Джейн задумалась о том, что ее беспокоит в Холли, что не так с этой девицей.
– Ты помнишь, как она прореагировала два дня назад, когда мы сказали ей, что Эрл убит?
– Она расплакалась. Разве это не естественно для дочери?
– О да, она расплакалась. Громкие, шумные рыдания. Но я почувствовала, что это все на публику, – она делала то, чего мы ждали от нее. И могу поклясться, что она и сейчас актерствовала.

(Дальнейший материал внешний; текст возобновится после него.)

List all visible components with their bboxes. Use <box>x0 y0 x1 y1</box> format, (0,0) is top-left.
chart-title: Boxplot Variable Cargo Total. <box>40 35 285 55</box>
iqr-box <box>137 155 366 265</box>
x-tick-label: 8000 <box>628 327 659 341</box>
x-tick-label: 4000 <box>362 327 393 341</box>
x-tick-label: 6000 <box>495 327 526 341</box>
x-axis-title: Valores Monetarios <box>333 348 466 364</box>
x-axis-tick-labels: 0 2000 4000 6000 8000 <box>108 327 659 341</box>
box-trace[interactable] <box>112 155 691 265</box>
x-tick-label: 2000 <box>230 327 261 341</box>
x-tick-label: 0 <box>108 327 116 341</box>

– А чем она вообще тебя не устраивает?
– Не знаю. – Джейн завела двигатель. – Но я чувствую, что проморгала что-то важное. В ней.
Вернувшись в управление, Джейн просмотрела все папки у себя на столе, надеясь найти в них какую-то упущенную деталь, какое-то объяснение ее нынешней неудовлетворенности. Перед ней лежали читаные-перечитаные дела по бостонским убийствам Кассандры Койл и Тимоти Макдугала, по ньюпортскому делу об убийстве Сары Бастераш и об исчезновении Билли Салливана в Бруклайне. Четыре жертвы в трех разных юрисдикциях. Их смерти были так несходны, что двадцатилетней давности связь между ними легко могла остаться незамеченной. Кассандра Койл, чьи глазные яблоки вырезаны и положены ей в ладонь, как у святой Луции. Тим Макдугал, пронзенный стрелами, как святой Себастьян. Сара Бастераш, сгоревшая, как Жанна д’Арк. Билли Салливан, почти наверняка похороненный и разлагающийся в могиле, как святой Виталий.